My mother has now been in chemotherapy for almost four months.  She has lost all of her hair, and due to complications with her white blood cell count, she has had to take daily injections which make her whole body ache.  The day her hair began to fall out, in clumps, scattered across the floor, someone sent her flowers.  She cried when she got them, only for a moment, and then apologized. 

“I’m sorry,” she said, “I’ve been trying to be strong; but I guess it just finally got to me.”

My father and I looked at her in astonishment. 

“You’ve been very strong,” my father said. 

I tried to find words to say something helpful, but all I could manage was an agreement: “Yes, you have been very strong.”

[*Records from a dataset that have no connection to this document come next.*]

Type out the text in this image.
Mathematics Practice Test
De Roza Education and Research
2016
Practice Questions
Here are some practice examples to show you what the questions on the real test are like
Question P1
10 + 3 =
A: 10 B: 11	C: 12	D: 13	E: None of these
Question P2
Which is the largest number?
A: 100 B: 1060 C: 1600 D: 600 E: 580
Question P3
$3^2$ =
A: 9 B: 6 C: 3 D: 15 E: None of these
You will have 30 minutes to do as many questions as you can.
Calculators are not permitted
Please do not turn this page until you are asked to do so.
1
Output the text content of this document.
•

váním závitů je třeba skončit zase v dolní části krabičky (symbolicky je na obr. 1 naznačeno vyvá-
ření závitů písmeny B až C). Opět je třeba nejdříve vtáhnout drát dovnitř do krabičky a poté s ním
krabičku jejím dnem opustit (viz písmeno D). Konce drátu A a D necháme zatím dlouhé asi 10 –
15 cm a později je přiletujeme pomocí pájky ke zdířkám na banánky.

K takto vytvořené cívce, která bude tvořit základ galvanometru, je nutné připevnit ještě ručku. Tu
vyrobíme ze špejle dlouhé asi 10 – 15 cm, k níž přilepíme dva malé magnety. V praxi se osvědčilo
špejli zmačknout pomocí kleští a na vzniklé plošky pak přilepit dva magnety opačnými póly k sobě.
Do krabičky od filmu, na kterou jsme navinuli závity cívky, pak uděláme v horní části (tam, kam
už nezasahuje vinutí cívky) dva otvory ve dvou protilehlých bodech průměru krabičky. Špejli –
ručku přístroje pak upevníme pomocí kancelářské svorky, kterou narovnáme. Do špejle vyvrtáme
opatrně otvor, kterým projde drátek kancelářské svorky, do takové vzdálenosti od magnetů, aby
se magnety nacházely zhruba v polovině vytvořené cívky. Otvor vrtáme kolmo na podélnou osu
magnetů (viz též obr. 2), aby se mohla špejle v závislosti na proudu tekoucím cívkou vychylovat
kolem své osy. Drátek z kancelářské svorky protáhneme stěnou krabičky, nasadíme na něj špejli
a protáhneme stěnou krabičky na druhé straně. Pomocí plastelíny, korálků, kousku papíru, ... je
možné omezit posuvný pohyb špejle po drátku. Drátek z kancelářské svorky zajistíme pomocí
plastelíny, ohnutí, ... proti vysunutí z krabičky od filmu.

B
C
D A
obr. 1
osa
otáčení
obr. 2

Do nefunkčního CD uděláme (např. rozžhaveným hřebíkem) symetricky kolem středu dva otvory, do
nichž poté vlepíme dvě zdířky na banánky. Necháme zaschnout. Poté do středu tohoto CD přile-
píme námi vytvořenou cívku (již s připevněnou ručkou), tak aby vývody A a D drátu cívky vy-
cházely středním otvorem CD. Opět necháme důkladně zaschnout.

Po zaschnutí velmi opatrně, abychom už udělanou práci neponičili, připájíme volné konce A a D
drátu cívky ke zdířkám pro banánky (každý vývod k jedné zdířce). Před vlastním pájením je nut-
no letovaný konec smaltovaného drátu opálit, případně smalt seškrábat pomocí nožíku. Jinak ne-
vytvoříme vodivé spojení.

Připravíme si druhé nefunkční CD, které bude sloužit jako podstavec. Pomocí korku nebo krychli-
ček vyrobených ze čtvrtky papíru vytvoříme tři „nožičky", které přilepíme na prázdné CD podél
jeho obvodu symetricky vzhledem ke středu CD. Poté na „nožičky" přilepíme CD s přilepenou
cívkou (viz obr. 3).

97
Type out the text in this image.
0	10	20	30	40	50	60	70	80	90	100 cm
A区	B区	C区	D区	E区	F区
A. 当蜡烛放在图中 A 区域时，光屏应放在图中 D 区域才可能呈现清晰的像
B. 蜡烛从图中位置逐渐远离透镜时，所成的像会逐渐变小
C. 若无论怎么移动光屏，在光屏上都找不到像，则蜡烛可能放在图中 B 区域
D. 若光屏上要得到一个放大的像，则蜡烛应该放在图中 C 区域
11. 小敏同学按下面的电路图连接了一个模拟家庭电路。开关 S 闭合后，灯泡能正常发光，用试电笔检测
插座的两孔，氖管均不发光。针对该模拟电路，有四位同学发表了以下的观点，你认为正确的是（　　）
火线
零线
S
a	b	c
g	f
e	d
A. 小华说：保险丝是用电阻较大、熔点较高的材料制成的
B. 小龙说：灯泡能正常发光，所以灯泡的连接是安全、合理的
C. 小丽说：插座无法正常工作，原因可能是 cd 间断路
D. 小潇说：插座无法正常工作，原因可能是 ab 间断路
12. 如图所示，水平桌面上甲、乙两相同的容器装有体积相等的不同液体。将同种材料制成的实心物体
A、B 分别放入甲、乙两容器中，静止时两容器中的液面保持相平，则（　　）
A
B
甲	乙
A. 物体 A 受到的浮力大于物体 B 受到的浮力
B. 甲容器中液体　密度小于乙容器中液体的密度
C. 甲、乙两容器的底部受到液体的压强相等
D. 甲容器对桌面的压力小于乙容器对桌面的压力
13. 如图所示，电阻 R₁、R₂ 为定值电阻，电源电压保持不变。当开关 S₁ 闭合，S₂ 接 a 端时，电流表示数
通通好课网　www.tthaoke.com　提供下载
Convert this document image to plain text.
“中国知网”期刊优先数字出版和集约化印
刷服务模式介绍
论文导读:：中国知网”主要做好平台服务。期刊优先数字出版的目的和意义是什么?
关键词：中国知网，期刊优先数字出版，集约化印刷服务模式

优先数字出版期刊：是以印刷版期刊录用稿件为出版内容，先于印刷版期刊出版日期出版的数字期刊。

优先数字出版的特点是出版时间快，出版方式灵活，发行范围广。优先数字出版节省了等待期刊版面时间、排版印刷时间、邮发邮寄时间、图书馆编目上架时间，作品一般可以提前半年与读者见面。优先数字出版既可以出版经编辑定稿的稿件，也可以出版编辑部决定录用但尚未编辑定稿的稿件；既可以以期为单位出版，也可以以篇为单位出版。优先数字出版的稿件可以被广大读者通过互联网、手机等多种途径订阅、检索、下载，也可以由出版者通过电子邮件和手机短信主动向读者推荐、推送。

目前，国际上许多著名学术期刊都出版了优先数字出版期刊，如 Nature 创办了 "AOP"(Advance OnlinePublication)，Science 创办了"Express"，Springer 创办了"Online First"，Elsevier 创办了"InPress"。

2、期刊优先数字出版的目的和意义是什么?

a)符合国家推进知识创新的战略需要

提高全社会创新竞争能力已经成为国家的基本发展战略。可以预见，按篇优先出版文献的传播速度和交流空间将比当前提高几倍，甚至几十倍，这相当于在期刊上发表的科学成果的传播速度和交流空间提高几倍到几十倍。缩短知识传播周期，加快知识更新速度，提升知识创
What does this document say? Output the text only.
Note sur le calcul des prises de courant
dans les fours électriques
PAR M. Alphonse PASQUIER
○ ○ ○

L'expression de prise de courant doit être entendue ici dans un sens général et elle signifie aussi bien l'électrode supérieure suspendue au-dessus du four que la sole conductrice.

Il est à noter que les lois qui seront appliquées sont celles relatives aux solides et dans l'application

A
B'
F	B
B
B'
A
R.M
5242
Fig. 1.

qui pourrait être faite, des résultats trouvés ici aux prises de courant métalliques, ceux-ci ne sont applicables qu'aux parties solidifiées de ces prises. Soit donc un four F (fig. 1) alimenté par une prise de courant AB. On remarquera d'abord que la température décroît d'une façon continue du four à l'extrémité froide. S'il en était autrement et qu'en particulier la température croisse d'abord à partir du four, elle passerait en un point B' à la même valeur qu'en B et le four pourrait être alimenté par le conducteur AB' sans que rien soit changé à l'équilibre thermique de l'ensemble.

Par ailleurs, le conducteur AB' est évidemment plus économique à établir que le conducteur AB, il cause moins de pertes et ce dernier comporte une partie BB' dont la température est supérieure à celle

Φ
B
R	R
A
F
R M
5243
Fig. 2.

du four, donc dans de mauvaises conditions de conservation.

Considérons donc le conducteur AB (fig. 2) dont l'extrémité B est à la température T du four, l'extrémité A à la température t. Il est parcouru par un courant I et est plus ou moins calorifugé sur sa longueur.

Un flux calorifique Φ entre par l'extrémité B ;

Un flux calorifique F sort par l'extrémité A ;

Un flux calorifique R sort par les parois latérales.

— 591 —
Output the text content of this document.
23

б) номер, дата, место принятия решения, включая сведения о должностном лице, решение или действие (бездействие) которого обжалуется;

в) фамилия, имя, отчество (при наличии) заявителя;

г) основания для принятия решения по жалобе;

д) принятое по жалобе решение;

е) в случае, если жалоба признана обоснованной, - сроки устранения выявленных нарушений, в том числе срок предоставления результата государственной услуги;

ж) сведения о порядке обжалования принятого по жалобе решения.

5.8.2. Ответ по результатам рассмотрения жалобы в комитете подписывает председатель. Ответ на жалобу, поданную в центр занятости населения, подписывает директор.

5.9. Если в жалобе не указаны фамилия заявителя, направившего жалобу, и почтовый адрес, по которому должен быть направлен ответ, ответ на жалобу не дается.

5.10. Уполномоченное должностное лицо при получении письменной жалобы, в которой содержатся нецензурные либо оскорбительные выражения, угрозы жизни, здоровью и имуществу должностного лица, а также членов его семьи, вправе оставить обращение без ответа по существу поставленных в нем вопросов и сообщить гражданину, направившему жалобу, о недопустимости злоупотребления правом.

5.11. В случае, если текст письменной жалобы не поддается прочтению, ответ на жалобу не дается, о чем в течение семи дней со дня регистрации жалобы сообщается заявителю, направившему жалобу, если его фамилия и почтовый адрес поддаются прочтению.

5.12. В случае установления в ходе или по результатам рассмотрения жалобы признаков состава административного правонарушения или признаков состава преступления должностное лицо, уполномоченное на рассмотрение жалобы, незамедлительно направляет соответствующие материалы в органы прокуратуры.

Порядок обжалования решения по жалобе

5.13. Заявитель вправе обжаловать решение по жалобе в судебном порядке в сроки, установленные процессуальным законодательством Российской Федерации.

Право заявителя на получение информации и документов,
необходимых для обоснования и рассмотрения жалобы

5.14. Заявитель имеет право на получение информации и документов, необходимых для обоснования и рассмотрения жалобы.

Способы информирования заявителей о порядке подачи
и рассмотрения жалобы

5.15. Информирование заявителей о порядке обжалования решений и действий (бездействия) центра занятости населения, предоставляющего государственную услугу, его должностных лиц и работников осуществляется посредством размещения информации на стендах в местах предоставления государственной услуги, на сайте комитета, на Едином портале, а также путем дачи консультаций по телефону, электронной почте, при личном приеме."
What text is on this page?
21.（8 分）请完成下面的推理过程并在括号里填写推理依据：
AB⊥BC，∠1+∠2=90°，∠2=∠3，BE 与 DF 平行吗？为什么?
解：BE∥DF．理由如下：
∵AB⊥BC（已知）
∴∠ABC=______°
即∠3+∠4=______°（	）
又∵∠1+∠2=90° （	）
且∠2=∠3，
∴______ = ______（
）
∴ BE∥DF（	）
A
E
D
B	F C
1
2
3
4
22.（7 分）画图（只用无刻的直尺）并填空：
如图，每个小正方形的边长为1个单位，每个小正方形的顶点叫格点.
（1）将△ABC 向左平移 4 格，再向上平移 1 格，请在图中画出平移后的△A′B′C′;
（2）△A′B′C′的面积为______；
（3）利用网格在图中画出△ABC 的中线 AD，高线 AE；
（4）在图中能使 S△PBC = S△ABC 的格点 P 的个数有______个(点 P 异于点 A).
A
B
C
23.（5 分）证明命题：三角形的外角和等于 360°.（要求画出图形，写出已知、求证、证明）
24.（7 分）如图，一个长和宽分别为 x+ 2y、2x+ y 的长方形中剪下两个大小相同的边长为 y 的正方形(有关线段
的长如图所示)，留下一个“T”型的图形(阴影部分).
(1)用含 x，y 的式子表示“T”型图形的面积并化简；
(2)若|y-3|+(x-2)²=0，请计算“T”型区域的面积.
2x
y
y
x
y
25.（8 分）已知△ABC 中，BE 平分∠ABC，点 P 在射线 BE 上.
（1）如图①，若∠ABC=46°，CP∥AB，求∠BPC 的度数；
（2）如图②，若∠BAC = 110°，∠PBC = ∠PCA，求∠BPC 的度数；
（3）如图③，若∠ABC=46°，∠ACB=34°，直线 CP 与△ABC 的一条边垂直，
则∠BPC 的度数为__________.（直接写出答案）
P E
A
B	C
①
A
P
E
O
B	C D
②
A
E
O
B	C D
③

It’s a funny thing, growing up, because it happens sometimes when you least expect it.  Seeing my mom battle cancer for a second time has made me realize that my parents are stronger and braver than I ever knew.  My mom’s unfailing optimism has shown me a new side of her, one that I somehow didn’t really pay attention to the first time around.  I used to think that my parents just didn’t understand me, that their experiences were too different than mine, that their generation just couldn’t really understand what it was like to be growing up in today’s world. 

But now, I realize that what I perceived as a lack of understanding on their part was really just a lack of understanding on mine – taste in music, what’s learned in school, an affinity for technology – those things don’t matter.  Watching my parents, I have learned so much about dealing with life, and pain, and fear.  Seeing this experience for the second time, I feel as if I’ve finally grown up.  The petty differences I used to have with my parents just don’t seem to matter anymore, because I see now that there are much more important things, and that my parents have more to offer me on lessons of life than I ever realized before.  Love, empathy, courage, and calm confidence when life as you know it is crumbling around you – those are the things that matter.